Through a research collaboration at the Université de Bordeaux, B. Basillais & J. -M. Huré (2019), MNRAS, 487, 4504-4509 have published a paper titled, Rigidly Rotating, Incompressible Spheroid-Ring Systems: New Bifurcations, Critical Rotations, and Degenerate States.

### Key References

Here are some relevant publications:

Especially,

### Key Figures

#### Eriguchi & Sugimoto (1981)

 Fig. 1 extracted without modification from p. 1873 of Eriguchi & Sugimoto (1981) "Another Equilibrium Sequence of Self-Gravitating and Rotating Incompressible Fluid" Progress of Theoretical Physics, vol. 65, pp. 1870-1875 © Progress of Theoretical Physics CAPTION (modified here):   The squared angular velocity is plotted against $~j^2$ for a segment of the Maclaurin sequence (dashed curve), for the Dyson-Wong sequence (dotted curve), and for the new configurations reported in this 1981 paper by Eriguchi & Sugimoto (solid curve). The "×" mark denotes the neutral point on the Maclaurin sequence against the $~P_4(\eta)$ perturbation. The dotted curve is plotted by using the values which are read from the curve of Fig. 6 of Wong (1974), so it may contain errors to some extent.
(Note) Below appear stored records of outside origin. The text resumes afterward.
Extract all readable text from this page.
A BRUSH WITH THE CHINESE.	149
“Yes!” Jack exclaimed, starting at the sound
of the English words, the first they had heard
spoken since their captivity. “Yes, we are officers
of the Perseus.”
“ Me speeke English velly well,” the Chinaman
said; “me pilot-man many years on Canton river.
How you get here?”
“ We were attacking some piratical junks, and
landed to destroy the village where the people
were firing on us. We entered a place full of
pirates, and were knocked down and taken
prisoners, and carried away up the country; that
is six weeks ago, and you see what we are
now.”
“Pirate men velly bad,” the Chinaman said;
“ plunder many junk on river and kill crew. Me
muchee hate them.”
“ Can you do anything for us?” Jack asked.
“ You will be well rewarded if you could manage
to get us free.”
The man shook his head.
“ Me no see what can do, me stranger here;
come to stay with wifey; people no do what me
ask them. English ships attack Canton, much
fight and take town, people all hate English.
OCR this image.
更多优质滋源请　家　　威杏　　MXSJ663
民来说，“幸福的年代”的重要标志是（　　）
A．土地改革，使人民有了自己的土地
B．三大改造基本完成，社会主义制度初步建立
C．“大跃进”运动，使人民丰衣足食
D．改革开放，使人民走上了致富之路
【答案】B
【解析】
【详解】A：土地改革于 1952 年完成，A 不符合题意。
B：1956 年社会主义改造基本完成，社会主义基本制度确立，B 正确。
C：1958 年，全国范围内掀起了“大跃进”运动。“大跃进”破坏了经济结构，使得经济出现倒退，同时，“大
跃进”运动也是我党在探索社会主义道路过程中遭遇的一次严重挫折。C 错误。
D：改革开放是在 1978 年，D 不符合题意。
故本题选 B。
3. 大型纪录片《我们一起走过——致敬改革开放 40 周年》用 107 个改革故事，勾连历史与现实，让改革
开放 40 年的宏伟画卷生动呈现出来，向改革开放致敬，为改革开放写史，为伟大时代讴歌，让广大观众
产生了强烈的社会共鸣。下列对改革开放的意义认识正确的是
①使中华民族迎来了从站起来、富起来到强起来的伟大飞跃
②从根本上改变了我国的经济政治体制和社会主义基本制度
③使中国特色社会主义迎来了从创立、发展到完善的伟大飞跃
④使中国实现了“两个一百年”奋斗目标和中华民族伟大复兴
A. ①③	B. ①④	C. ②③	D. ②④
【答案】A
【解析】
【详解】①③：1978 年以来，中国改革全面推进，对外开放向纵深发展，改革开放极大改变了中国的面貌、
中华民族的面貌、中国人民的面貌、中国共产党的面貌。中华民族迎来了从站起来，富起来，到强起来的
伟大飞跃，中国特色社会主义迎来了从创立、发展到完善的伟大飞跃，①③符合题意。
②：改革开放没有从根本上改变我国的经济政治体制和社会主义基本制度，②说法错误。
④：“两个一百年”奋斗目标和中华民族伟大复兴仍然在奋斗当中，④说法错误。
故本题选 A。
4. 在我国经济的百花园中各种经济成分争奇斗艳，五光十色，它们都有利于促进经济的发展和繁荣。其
#### Eriguchi & Hachisu (1983)

 Fig. 3 extracted without modification from p. 1134 of Eriguchi & Hachisu (1983) "Two Kinds of Axially Symmetric Equilibrium Sequences of Self-Gravitating and Rotating Incompressible Fluids:Two-Ring Sequence and Core-Ring Sequence" Progress of Theoretical Physics, vol. 69, pp. 1131-1136 © Progress of Theoretical Physics CAPTION:  The angular momentum-angular velocity relations. Solid curves represent uniformly rotating equilibrium sequences. MS:   Maclaurin spheroid sequence JE:   Jacobi ellipsoid sequence OR:   one-ring sequence The number and letter R or C attached to a curve denote mass ratio and two-ring or core-ring sequence, respectively. If differential rotation is allowed, the equilibrium sequences may continue to exist as shown by the dashed curves.

#### AKM (2003)

 Fig. 2 extracted without modification from p. 517 of Ansorg, Kleinwächter & Meinel (2003) "Uniformly rotating axisymmetric fluid configurations bifurcating from highly flattened Maclaurin spheroids" MNRAS, vol. 339, pp. 515-523 © Royal Astronomical Society CAPTION:   For the first five axisymmetric sequences, $~\omega_0^2$ is plotted against the dimensionless squared angular momentum, $~j^2$, using the same normalizations as Eriguchi & Hachisu (1983). Dotted and dashed curves again refer to the Maclaurin sequence and the Dyson approximation respectively. The full circles mark the bifurcation points on the Maclaurin sequence, and the open square the transition configuration of spheroidal to toroidal bodies on the Dyson ring sequence.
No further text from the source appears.